ABD Libya Büyükelçiliği heyetinin Sebha'yı ziyaretinden (ABD Libya Büyükelçiliği’nin X hesabı)
ABD Libya Büyükelçiliği heyetinin Sebha'yı ziyaretinden (ABD Libya Büyükelçiliği’nin X hesabı)
TT

Libya'daki ‘Rus nüfuzu’ ABD Özel Temsilcisi’nin güney ziyaretini gölgede bıraktı

ABD Libya Büyükelçiliği heyetinin Sebha'yı ziyaretinden (ABD Libya Büyükelçiliği’nin X hesabı)
ABD Libya Büyükelçiliği heyetinin Sebha'yı ziyaretinden (ABD Libya Büyükelçiliği’nin X hesabı)

Libya'daki ‘Rus nüfuzu’, Libyalı analistlerin ABD Özel Temsilcisi Richard Norland'ın Libya'nın güneyine yaptığı benzeri görülmemiş ziyaretin sonuçlarına ilişkin değerlendirmelerini gölgede bıraktı.

Norland'ın bu hafta başında güneydeki Sebha kentinde Mareşal Halife Hafter'in oğlu Saddam Hafter ile yaptığı görüşmelerin ayrıntıları yeterince açıklanmadı. Ancak gözlemciler Norland'ın Sebha'ya yaptığı ziyaretin ‘sembolik’ olduğunu bildirdi. Derne Üniversitesi'nde siyaset bilimi profesörü olan Yusuf el-Farisi, söz konusu ziyaretin ‘önceki güvensizlik dalgalarının ardından istikrarlı güvenlik koşulları ışığında bir ABD yetkilisinin güney kentine yaptığı ilk ziyaret’ olduğunu belirtti.

cdvfg
ABD'nin Libya Özel Temsilcisi Richard Norland, Sebha ziyareti sırasında gerçekleşen görüşmede konuşurken (ABD Libya Büyükelçiliği’nin X hesabı)

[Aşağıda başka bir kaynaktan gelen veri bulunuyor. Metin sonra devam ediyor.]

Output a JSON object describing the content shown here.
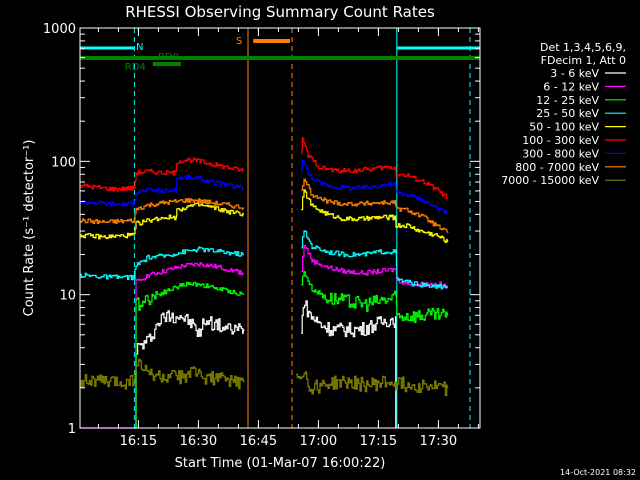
{
  "chart_data": {
    "type": "line",
    "title": "RHESSI Observing Summary Count Rates",
    "xlabel": "Start Time (01-Mar-07 16:00:22)",
    "ylabel": "Count Rate (s⁻¹ detector⁻¹)",
    "yscale": "log",
    "ylim": [
      1,
      1000
    ],
    "xlim_minutes": [
      0,
      100
    ],
    "x_unit": "minutes after 16:00:22",
    "x_ticks": [
      {
        "v": 14.6,
        "label": "16:15"
      },
      {
        "v": 29.6,
        "label": "16:30"
      },
      {
        "v": 44.6,
        "label": "16:45"
      },
      {
        "v": 59.6,
        "label": "17:00"
      },
      {
        "v": 74.6,
        "label": "17:15"
      },
      {
        "v": 89.6,
        "label": "17:30"
      }
    ],
    "y_ticks": [
      {
        "v": 1,
        "label": "1"
      },
      {
        "v": 10,
        "label": "10"
      },
      {
        "v": 100,
        "label": "100"
      },
      {
        "v": 1000,
        "label": "1000"
      }
    ],
    "legend_header": [
      "Det 1,3,4,5,6,9,",
      "FDecim 1, Att 0"
    ],
    "series": [
      {
        "name": "3 - 6 keV",
        "color": "#ffffff",
        "segments": [
          [
            [
              13.6,
              0
            ],
            [
              14.4,
              4
            ],
            [
              17.0,
              4.5
            ],
            [
              20.0,
              6.5
            ],
            [
              22.0,
              7
            ],
            [
              25.0,
              7
            ],
            [
              28.0,
              6
            ],
            [
              30.0,
              5
            ],
            [
              31.0,
              6.5
            ],
            [
              34.0,
              6
            ],
            [
              37.0,
              5.5
            ],
            [
              41.0,
              5.5
            ]
          ],
          [
            [
              55.3,
              5
            ],
            [
              55.8,
              9
            ],
            [
              57.5,
              7
            ],
            [
              60.0,
              6
            ],
            [
              63.0,
              5.5
            ],
            [
              66.0,
              5.5
            ],
            [
              70.0,
              5.5
            ],
            [
              74.0,
              6
            ],
            [
              77.0,
              6.5
            ],
            [
              78.9,
              6.5
            ],
            [
              79.0,
              0
            ]
          ]
        ]
      },
      {
        "name": "6 - 12 keV",
        "color": "#ff00ff",
        "segments": [
          [
            [
              0,
              0
            ],
            [
              13.6,
              0
            ],
            [
              14.4,
              12.5
            ],
            [
              17.0,
              14
            ],
            [
              21.0,
              15
            ],
            [
              26.0,
              16.5
            ],
            [
              30.0,
              17
            ],
            [
              35.0,
              16
            ],
            [
              41.0,
              14.5
            ]
          ],
          [
            [
              55.3,
              15
            ],
            [
              56.0,
              24
            ],
            [
              58.0,
              18
            ],
            [
              62.0,
              16
            ],
            [
              66.0,
              15
            ],
            [
              71.0,
              14.5
            ],
            [
              75.0,
              15
            ],
            [
              79.0,
              15.5
            ],
            [
              79.2,
              13
            ],
            [
              82.0,
              12
            ],
            [
              86.0,
              12
            ],
            [
              90.0,
              12
            ],
            [
              92.0,
              11.5
            ]
          ]
        ]
      },
      {
        "name": "12 - 25 keV",
        "color": "#00ff00",
        "segments": [
          [
            [
              13.6,
              0
            ],
            [
              14.4,
              8.5
            ],
            [
              17.0,
              9.5
            ],
            [
              21.0,
              10.5
            ],
            [
              26.0,
              12
            ],
            [
              30.0,
              12
            ],
            [
              35.0,
              11
            ],
            [
              41.0,
              10
            ]
          ],
          [
            [
              55.3,
              12
            ],
            [
              56.0,
              15
            ],
            [
              58.0,
              11
            ],
            [
              62.0,
              9.5
            ],
            [
              66.0,
              9
            ],
            [
              71.0,
              8.5
            ],
            [
              75.0,
              9
            ],
            [
              79.0,
              9.5
            ],
            [
              79.2,
              7
            ],
            [
              82.0,
              7
            ],
            [
              86.0,
              7
            ],
            [
              92.0,
              7
            ]
          ]
        ]
      },
      {
        "name": "25 - 50 keV",
        "color": "#00ffff",
        "segments": [
          [
            [
              0,
              14
            ],
            [
              8.0,
              13.5
            ],
            [
              13.5,
              13.5
            ],
            [
              14.0,
              16.5
            ],
            [
              17.0,
              19
            ],
            [
              21.0,
              19.5
            ],
            [
              26.0,
              21
            ],
            [
              30.0,
              22
            ],
            [
              35.0,
              21
            ],
            [
              41.0,
              20
            ]
          ],
          [
            [
              55.3,
              23
            ],
            [
              56.0,
              30
            ],
            [
              58.0,
              23
            ],
            [
              62.0,
              21
            ],
            [
              66.0,
              20
            ],
            [
              71.0,
              20
            ],
            [
              75.0,
              21
            ],
            [
              79.0,
              21
            ],
            [
              79.2,
              13
            ],
            [
              84.0,
              12
            ],
            [
              88.0,
              11.5
            ],
            [
              92.0,
              11.5
            ]
          ]
        ]
      },
      {
        "name": "50 - 100 keV",
        "color": "#ffff00",
        "segments": [
          [
            [
              0,
              28
            ],
            [
              6.0,
              27
            ],
            [
              13.5,
              28
            ],
            [
              14.0,
              34
            ],
            [
              17.0,
              36
            ],
            [
              21.0,
              38
            ],
            [
              24.0,
              38
            ],
            [
              24.2,
              43
            ],
            [
              27.0,
              46
            ],
            [
              30.0,
              47
            ],
            [
              33.0,
              45
            ],
            [
              37.0,
              42
            ],
            [
              41.0,
              40
            ]
          ],
          [
            [
              55.3,
              45
            ],
            [
              56.0,
              60
            ],
            [
              58.0,
              46
            ],
            [
              62.0,
              40
            ],
            [
              66.0,
              37
            ],
            [
              71.0,
              37
            ],
            [
              75.0,
              38
            ],
            [
              78.9,
              38
            ],
            [
              79.0,
              33
            ],
            [
              82.0,
              33
            ],
            [
              85.0,
              30
            ],
            [
              89.0,
              28
            ],
            [
              92.0,
              25
            ]
          ]
        ]
      },
      {
        "name": "100 - 300 keV",
        "color": "#ff0000",
        "segments": [
          [
            [
              0,
              66
            ],
            [
              8.0,
              62
            ],
            [
              13.5,
              63
            ],
            [
              14.0,
              82
            ],
            [
              17.0,
              84
            ],
            [
              21.0,
              82
            ],
            [
              24.0,
              82
            ],
            [
              24.2,
              100
            ],
            [
              27.0,
              103
            ],
            [
              30.0,
              100
            ],
            [
              33.0,
              95
            ],
            [
              37.0,
              90
            ],
            [
              41.0,
              85
            ]
          ],
          [
            [
              55.3,
              110
            ],
            [
              55.6,
              145
            ],
            [
              57.0,
              110
            ],
            [
              60.0,
              90
            ],
            [
              64.0,
              85
            ],
            [
              68.0,
              85
            ],
            [
              72.0,
              87
            ],
            [
              76.0,
              90
            ],
            [
              78.9,
              90
            ],
            [
              79.0,
              80
            ],
            [
              82.0,
              78
            ],
            [
              86.0,
              70
            ],
            [
              89.0,
              62
            ],
            [
              92.0,
              53
            ]
          ]
        ]
      },
      {
        "name": "300 - 800 keV",
        "color": "#0000ff",
        "segments": [
          [
            [
              0,
              50
            ],
            [
              8.0,
              48
            ],
            [
              13.5,
              48
            ],
            [
              14.0,
              59
            ],
            [
              17.0,
              61
            ],
            [
              21.0,
              60
            ],
            [
              24.0,
              61
            ],
            [
              24.2,
              75
            ],
            [
              27.0,
              76
            ],
            [
              30.0,
              74
            ],
            [
              33.0,
              70
            ],
            [
              37.0,
              66
            ],
            [
              41.0,
              63
            ]
          ],
          [
            [
              55.3,
              80
            ],
            [
              55.6,
              105
            ],
            [
              57.0,
              80
            ],
            [
              60.0,
              68
            ],
            [
              64.0,
              64
            ],
            [
              68.0,
              63
            ],
            [
              72.0,
              64
            ],
            [
              76.0,
              67
            ],
            [
              78.9,
              67
            ],
            [
              79.0,
              58
            ],
            [
              82.0,
              56
            ],
            [
              86.0,
              51
            ],
            [
              89.0,
              45
            ],
            [
              92.0,
              40
            ]
          ]
        ]
      },
      {
        "name": "800 - 7000 keV",
        "color": "#ff8000",
        "segments": [
          [
            [
              0,
              36
            ],
            [
              6.0,
              35
            ],
            [
              13.5,
              36
            ],
            [
              14.0,
              44
            ],
            [
              17.0,
              47
            ],
            [
              21.0,
              49
            ],
            [
              24.0,
              50
            ],
            [
              26.0,
              51
            ],
            [
              29.0,
              51
            ],
            [
              33.0,
              49
            ],
            [
              37.0,
              47
            ],
            [
              41.0,
              45
            ]
          ],
          [
            [
              55.3,
              60
            ],
            [
              56.0,
              75
            ],
            [
              58.0,
              55
            ],
            [
              62.0,
              50
            ],
            [
              66.0,
              48
            ],
            [
              70.0,
              48
            ],
            [
              75.0,
              49
            ],
            [
              78.9,
              49
            ],
            [
              79.0,
              44
            ],
            [
              82.0,
              43
            ],
            [
              86.0,
              38
            ],
            [
              89.0,
              33
            ],
            [
              92.0,
              29
            ]
          ]
        ]
      },
      {
        "name": "7000 - 15000 keV",
        "color": "#808000",
        "segments": [
          [
            [
              0,
              2.3
            ],
            [
              8.0,
              2.2
            ],
            [
              11.0,
              2.2
            ],
            [
              13.5,
              2.3
            ],
            [
              14.0,
              3.2
            ],
            [
              16.0,
              2.7
            ],
            [
              20.0,
              2.4
            ],
            [
              24.0,
              2.4
            ],
            [
              28.0,
              2.6
            ],
            [
              32.0,
              2.4
            ],
            [
              36.0,
              2.3
            ],
            [
              41.0,
              2.2
            ]
          ],
          [
            [
              54.0,
              2.5
            ],
            [
              55.0,
              2.5
            ],
            [
              56.0,
              2.8
            ],
            [
              57.0,
              2.0
            ],
            [
              60.0,
              2.1
            ],
            [
              64.0,
              2.2
            ],
            [
              68.0,
              2.2
            ],
            [
              72.0,
              2.1
            ],
            [
              76.0,
              2.2
            ],
            [
              79.0,
              2.2
            ],
            [
              82.0,
              2.1
            ],
            [
              86.0,
              2.1
            ],
            [
              90.0,
              2.0
            ],
            [
              92.0,
              2.0
            ]
          ]
        ]
      }
    ],
    "state_bars": [
      {
        "label": "N",
        "color": "#00ffff",
        "ranges": [
          [
            0,
            13.6
          ],
          [
            79.2,
            100
          ]
        ],
        "label_at": 14.0
      },
      {
        "label": "RD0",
        "color": "#008000",
        "ranges": [
          [
            0,
            100
          ]
        ],
        "label_at": 19.5
      },
      {
        "label": "RD4",
        "color": "#008000",
        "ranges": [
          [
            18.2,
            25.2
          ]
        ],
        "label_at": 11.2
      },
      {
        "label": "S",
        "color": "#ff8000",
        "ranges": [
          [
            43.3,
            52.5
          ]
        ],
        "label_at": 39.0
      }
    ],
    "vertical_markers": [
      {
        "x": 0,
        "color": "#00ffff",
        "style": "solid"
      },
      {
        "x": 13.6,
        "color": "#00ffff",
        "style": "dashed"
      },
      {
        "x": 42.0,
        "color": "#ff8000",
        "style": "solid"
      },
      {
        "x": 53.0,
        "color": "#ff8000",
        "style": "dashed"
      },
      {
        "x": 79.2,
        "color": "#00ffff",
        "style": "solid"
      },
      {
        "x": 97.5,
        "color": "#00ffff",
        "style": "dashed"
      }
    ]
  },
  "footer": {
    "timestamp": "14-Oct-2021 08:32"
  }
}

Johns Hopkins Üniversitesi Dış Politika Enstitüsü üyesi Hafız el-Guveyl'e göre, Libya'ya yönelik on yıllık stratejik planın ve Rus nüfuzunu sınırlama girişimlerinin gölgeleri, ABD Özel Temsilcisi’nin Güney Libya ziyaretinde de kendisini gösterdi. El-Guveyl'e göre Rusya'nın Libya'nın güneyindeki nüfuzunu arttırması, ABD'nin kırılgan bölgelere yönelik stratejisinden ve Norland'ın ziyaretinden daha uzak değil. Bu noktada, geçtiğimiz mart ayından bu yana Rus askeri kargo uçaklarının ülkenin güneyinde yer alan Brak eş-Şati Üssü’ne yönelik birden fazla hava ikmalinden söz eden sızıntıların ortaya çıktığını da belirtmek gerekir.

Xujık8
Libya Ulusal Birlik Hükümeti (UBH) Başbakanı Abdulhamid ed-Dibeybe ile CIA Direktörü William Burns arasında Trablus'ta daha önce yapılan bir görüşmeden (UBH)

İki yıldan kısa bir süre önce Biden yönetimi, ‘Çatışmayı Önlemek ve İstikrarı Teşvik Etmek için ABD Stratejisi - Libya için On Yıllık Stratejik Plan’ olarak bilinen planı başlattı. Bu plan, diğer hususların yanı sıra, Libya'nın tarihsel olarak marjinalleştirilmiş güneyini ulusal yapılara entegre etmeyi, daha geniş bir birleşmeye yol açmayı ve güney sınırını güvence altına almayı amaçlıyor.

Norland, Hafter'le görüştükten sonra Libya'nın güneyinin istikrara kavuşturulması, Libya'nın egemenliğinin korunması ve bölünmelerin aşılmasında oynadığı hayati rol hakkında genel bir konuşma yapmakla yetindi. Trablus Üniversitesi’nde siyaset bilimi profesörü olan Dr. Ahmed el-Atraş'a göre söz konusu ziyaret Moskova'nın nüfuz mücadelesi ve Rusya'nın bölgedeki genişlemesini keşfetme bağlamının ötesine geçemeyebilir.

Diğer yandan Norland’ın Libya'nın güvenlik kurumlarını birleştirme çabalarını ülkenin dört bir yanından Libyalı askeri liderlerle ilişki kurarak desteklemekten bahsetmesi de dikkat çekiyor. El-Atraş Şarku’l Avsat'a yaptığı açıklamada, bu ziyaretin gerçekleri gizlemek için yapıldığını belirtti. El-Atraş’a göre bu ziyaret öncelikle Moskova'yı hedef alıyor ve ülkenin batısından sorumlu İçişleri Bakanı İmad et-Trablusi ile Saddam arasında daha önce yapılan ve tek taraflı bir eylem olan görüşmeye dayanan vizyonları önemsizleştiriyor.

 sc
Rusya Savunma Bakanı Yardımcısı ve Rus hükümetinden üst düzey bir heyetin daha önce Bingazi'ye yaptığı ziyaretten (Şarku’l Avsat)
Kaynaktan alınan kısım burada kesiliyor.